Hong Kong Chief Executive Carrie Lam keeps “piles of cash” at home and is unable to open a bank account after being targeted by U.S. sanctions, according to an interview the top official gave on Friday evening.

“Sitting in front of you is a chief executive of the Hong Kong SAR [Special Administrative Region] who has no banking services made available to her. I’m using cash for all the things,” Lam told HKIBC, an English-language news channel based in Hong Kong.

“I have piles of cash at home, the government is paying me cash for my salary because I don’t have a bank account,” Lam added.

The highest ranking official in the semiautonomous territory, Lam said she did not want to deter people from entering Hong Kong’s public service because of the sanctions. “To be so unjustifiably sanctioned by the U.S. government is an honor,” she said.

Lam is paid around 5.21 million Hong Kong dollars, roughly $672,000, a year, making her among the highest paid public officials in the world.

Despite her bravado, Lam’s remarks were widely welcomed by her critics. Some activists noted that it appeared to suggest that even Chinese banks were complying with American financial restrictions.

“Lam says that no banks are willing to provide financial services to her. Not even Chinese state banks,” Nathan Law, a prominent Hong Kong activist who fled the country this summer, wrote on Twitter. “Her salary is paid in cash and she can only spend in cash. What does it imply?”

Lam was among 11 top Hong Kong officials who were targeted with U.S. sanctions in August. The Treasury Department said the sanctions were a response to “draconian” national security legislation China has imposed on Hong Kong, which lays the groundwork to jail protesters and censor critics.

As chief executive of Hong Kong, Lam was “directly responsible for implementing Beijing’s policies of suppression of freedom and democratic processes,” the Treasury said in a statement announcing the sanctions.

The sanctions meant that Lam and the other Hong Kong individuals were added to the Specially Designated Nationals and Blocked Persons List, or SDN List, maintained by Treasury’s Office of Foreign Assets Control.

Inclusion on the list essentially bars any businesses with significant U.S. links from working with the individual and blocks access to all property or other assets that the individuals have within U.S. jurisdiction.
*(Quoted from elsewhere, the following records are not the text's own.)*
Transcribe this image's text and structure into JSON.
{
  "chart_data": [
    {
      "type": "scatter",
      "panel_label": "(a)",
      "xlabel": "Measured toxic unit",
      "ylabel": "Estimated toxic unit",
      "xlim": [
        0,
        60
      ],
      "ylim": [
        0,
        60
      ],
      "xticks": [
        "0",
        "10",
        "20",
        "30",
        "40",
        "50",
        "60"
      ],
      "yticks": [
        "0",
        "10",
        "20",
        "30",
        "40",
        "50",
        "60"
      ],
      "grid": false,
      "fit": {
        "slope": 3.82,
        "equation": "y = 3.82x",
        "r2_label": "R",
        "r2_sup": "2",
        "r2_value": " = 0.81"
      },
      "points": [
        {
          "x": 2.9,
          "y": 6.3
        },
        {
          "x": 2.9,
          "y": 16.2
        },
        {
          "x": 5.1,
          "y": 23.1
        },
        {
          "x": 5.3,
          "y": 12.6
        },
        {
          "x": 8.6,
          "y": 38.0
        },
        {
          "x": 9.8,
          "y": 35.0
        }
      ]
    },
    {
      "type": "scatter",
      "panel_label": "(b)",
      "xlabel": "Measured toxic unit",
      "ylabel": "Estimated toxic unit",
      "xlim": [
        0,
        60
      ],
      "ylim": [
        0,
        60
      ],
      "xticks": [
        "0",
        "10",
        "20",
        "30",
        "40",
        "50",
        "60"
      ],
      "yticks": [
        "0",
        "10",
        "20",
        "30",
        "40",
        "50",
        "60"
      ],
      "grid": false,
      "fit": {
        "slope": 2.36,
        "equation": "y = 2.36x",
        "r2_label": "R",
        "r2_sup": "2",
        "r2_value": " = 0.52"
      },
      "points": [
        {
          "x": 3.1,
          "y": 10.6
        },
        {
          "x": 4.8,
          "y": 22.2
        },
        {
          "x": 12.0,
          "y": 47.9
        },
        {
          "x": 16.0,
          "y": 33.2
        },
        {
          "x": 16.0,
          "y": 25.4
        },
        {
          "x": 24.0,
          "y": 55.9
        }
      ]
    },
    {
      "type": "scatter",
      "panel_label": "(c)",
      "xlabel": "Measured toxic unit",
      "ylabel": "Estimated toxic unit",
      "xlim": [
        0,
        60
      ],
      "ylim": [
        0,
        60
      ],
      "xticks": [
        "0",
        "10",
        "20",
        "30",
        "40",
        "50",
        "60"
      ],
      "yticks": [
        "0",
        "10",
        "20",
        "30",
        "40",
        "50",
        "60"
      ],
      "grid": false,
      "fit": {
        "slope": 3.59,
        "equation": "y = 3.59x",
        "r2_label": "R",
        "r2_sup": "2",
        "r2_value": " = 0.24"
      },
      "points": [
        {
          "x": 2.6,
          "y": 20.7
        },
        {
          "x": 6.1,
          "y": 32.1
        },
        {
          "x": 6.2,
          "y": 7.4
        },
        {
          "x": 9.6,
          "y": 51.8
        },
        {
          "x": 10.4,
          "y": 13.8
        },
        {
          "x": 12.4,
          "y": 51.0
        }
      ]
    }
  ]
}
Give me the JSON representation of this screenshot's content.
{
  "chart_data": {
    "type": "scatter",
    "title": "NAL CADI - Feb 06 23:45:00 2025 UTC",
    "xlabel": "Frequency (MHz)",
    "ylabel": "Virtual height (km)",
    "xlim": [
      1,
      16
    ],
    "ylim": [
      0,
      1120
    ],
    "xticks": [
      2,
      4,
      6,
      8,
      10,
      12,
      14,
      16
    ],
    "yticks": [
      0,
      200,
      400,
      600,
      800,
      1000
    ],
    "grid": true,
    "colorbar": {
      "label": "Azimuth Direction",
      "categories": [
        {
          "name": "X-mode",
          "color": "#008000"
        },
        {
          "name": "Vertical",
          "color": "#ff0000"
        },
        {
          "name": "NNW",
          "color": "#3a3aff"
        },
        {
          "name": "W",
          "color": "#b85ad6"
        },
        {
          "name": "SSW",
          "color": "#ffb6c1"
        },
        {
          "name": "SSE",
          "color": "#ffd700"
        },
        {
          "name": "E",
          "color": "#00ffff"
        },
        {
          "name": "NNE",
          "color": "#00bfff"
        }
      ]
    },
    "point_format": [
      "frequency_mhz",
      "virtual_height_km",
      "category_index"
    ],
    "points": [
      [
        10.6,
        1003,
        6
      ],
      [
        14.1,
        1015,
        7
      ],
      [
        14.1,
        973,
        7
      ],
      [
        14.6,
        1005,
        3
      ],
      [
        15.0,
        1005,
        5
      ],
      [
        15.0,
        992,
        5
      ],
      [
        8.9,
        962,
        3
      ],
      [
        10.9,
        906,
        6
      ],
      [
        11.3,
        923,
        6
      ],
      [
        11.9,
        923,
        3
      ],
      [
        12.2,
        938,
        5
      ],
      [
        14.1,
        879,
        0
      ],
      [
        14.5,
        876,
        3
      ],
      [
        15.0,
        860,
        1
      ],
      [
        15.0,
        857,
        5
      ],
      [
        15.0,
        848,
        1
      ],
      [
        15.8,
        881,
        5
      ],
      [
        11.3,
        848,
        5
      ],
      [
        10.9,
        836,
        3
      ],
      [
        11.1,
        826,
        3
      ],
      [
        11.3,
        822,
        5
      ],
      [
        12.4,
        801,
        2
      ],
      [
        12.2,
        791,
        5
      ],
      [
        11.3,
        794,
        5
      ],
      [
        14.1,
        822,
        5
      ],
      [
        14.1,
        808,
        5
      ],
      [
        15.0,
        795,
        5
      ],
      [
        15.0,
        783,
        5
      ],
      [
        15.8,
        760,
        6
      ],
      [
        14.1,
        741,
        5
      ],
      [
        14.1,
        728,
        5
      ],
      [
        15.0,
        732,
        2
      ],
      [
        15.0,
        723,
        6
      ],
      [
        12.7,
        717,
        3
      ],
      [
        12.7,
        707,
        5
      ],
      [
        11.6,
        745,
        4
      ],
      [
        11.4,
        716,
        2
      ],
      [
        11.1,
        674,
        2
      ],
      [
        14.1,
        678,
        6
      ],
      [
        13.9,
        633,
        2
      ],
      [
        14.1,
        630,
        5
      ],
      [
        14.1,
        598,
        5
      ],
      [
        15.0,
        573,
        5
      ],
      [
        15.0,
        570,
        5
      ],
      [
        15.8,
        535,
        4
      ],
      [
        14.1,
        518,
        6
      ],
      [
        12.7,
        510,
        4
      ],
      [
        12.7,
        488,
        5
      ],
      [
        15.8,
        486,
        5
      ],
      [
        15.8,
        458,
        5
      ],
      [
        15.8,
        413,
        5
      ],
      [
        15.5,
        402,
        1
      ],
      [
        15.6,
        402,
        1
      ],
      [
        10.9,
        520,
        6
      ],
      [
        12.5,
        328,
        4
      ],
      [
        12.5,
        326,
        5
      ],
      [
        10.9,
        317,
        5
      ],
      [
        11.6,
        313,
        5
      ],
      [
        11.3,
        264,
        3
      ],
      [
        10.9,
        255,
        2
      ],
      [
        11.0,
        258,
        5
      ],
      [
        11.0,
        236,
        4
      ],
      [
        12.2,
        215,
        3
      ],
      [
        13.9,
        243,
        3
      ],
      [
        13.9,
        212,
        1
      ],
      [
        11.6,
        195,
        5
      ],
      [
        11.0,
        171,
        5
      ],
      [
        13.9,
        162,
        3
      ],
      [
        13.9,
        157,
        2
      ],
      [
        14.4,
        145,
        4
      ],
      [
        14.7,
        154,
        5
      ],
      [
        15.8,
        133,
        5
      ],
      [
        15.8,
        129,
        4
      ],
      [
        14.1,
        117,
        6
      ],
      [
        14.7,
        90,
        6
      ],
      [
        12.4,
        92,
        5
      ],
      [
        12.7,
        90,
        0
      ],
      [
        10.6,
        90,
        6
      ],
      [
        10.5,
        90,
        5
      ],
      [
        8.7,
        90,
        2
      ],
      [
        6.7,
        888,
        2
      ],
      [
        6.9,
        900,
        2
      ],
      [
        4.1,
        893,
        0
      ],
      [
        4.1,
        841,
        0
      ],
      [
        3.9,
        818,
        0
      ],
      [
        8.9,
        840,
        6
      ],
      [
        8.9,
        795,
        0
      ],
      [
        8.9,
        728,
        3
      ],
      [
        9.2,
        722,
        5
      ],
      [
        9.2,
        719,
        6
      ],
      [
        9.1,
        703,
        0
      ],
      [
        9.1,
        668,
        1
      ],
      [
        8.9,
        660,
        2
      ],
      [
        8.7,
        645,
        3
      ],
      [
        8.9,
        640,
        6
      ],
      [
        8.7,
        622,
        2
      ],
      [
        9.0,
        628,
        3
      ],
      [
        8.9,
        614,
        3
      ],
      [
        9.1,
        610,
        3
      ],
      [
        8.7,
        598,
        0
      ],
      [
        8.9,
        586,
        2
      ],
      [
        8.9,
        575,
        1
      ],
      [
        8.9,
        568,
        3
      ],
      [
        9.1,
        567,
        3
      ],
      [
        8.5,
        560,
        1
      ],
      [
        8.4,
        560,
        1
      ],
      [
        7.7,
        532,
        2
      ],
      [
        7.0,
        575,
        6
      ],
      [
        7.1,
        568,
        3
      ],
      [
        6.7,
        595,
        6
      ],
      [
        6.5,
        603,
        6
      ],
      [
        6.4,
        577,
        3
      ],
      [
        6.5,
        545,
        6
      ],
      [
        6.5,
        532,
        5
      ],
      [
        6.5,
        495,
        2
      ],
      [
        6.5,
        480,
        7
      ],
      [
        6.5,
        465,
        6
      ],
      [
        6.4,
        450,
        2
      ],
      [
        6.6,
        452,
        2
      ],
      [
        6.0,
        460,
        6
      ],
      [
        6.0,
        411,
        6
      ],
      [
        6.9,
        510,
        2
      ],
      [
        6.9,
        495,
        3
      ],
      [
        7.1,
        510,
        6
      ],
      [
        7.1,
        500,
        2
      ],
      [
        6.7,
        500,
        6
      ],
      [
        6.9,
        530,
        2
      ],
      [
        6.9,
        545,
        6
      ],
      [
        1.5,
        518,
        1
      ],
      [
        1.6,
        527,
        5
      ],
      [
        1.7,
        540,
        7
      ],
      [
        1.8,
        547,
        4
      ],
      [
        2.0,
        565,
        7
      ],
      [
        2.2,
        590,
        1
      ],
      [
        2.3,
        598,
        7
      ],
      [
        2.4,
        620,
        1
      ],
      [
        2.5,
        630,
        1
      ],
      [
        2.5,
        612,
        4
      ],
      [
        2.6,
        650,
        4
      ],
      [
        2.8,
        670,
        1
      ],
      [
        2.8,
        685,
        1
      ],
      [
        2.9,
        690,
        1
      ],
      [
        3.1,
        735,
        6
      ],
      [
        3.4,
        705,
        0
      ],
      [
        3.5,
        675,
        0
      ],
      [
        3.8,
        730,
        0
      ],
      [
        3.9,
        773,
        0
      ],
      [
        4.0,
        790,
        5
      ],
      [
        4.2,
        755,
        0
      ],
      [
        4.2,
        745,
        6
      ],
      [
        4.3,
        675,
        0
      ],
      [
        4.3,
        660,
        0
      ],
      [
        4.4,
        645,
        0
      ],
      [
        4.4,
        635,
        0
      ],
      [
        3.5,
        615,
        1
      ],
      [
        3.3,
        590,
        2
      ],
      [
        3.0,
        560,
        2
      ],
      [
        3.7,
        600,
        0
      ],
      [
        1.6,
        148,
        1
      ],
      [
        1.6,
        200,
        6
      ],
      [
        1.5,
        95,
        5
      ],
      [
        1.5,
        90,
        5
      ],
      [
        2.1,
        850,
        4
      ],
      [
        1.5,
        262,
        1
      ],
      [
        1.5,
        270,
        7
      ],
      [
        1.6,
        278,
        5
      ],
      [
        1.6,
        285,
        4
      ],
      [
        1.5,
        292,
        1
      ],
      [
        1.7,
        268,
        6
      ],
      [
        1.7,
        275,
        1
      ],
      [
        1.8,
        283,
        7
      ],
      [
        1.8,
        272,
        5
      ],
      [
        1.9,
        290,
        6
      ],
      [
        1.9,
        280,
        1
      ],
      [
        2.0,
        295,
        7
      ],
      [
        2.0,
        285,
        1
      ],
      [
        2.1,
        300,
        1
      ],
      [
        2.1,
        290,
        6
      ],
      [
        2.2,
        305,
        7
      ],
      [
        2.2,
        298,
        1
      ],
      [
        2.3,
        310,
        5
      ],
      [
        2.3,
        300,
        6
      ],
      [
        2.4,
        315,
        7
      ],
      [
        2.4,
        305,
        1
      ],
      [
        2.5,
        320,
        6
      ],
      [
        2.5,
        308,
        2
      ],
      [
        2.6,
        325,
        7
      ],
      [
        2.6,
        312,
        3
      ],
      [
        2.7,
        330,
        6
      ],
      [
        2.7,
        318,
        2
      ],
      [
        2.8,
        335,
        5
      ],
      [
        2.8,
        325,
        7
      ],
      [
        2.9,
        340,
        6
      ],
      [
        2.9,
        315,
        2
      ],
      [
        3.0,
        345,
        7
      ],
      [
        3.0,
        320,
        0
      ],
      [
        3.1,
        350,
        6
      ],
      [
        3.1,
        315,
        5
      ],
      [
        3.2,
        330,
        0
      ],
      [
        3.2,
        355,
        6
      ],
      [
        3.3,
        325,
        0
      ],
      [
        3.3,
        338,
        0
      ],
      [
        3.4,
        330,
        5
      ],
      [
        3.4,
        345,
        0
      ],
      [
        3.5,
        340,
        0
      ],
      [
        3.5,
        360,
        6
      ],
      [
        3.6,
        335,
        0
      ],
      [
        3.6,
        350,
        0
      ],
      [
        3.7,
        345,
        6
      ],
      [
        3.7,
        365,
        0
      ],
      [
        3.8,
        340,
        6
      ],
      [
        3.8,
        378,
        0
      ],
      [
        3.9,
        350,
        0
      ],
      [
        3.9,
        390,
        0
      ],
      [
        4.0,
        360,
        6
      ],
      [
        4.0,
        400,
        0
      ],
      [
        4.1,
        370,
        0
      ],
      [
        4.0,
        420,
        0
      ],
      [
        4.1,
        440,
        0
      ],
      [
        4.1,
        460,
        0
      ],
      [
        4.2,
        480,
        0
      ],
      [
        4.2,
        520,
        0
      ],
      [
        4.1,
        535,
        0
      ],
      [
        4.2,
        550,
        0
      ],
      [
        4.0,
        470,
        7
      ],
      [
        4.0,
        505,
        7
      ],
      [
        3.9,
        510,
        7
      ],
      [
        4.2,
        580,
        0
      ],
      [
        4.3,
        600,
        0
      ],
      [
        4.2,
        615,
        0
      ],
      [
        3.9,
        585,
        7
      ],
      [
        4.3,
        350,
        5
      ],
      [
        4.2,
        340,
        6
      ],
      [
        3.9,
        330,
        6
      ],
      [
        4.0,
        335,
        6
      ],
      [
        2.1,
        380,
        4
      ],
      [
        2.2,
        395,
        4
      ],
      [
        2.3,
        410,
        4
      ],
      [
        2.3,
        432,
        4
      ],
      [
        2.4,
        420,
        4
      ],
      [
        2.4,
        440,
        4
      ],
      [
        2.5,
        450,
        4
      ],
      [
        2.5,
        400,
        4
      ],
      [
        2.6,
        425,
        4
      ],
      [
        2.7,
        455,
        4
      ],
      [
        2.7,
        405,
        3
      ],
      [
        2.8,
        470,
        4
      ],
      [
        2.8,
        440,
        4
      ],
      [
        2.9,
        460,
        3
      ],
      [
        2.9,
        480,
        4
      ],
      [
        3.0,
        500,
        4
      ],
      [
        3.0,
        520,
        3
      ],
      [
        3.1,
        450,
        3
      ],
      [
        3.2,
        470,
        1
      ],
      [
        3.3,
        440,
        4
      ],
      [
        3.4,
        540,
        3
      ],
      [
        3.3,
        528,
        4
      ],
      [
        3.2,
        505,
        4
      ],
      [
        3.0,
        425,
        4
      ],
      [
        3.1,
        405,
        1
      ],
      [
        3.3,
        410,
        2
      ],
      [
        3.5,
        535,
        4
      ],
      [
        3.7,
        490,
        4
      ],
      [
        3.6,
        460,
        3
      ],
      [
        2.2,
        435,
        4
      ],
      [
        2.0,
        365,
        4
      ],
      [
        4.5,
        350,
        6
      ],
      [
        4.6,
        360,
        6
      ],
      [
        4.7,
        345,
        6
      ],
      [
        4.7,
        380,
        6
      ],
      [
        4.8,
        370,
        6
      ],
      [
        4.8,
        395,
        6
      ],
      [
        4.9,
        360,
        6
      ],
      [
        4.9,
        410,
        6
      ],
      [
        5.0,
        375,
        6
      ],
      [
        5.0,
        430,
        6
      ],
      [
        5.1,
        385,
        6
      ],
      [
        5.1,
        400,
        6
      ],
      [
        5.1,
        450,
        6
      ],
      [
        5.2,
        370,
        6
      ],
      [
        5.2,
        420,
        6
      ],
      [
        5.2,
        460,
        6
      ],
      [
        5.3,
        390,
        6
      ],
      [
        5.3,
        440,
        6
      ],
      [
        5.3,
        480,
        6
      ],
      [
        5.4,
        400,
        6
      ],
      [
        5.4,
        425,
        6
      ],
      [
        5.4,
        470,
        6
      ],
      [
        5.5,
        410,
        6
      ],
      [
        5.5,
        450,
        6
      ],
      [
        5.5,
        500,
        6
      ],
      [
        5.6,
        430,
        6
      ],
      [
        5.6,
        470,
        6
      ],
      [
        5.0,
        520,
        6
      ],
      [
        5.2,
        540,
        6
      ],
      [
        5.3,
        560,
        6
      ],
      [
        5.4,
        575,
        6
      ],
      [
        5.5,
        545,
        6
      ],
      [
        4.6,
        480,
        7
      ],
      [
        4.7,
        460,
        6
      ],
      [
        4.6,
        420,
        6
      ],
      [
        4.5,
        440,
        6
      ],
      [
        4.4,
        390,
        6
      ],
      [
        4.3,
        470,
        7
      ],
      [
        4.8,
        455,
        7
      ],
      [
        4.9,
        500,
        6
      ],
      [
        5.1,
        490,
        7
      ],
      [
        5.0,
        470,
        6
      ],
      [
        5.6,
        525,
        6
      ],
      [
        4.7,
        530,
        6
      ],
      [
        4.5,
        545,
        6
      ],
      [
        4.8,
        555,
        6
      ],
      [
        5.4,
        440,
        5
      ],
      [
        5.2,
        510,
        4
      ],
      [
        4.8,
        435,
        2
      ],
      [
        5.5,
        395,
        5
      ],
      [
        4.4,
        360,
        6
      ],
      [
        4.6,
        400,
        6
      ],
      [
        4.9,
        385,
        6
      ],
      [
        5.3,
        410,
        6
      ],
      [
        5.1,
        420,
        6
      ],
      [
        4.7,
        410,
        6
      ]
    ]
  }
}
Lam initially suggested that the sanctions on her were only a minor inconvenience. In August, shortly after the sanctions were announced, she posted on Facebook that the address on her designation was wrong and that she would cancel a U.S. visa she applied for in 2016.

Later in the month, the Hong Kong chief executive told an interviewer from Chinese state media that her “use of credit cards is sort of hampered” but added that the restrictions were “really meaningless as far as I’m concerned.”

But there had been some signs that the sanctions designation had caused more serious complications for Lam’s family.

Hong Kong media reported in August that her 26-year-old son Joshua Lam had returned to Hong Kong from the United States, where he had been completing a doctorate in mathematics at Harvard University, around the time the sanctions were announced.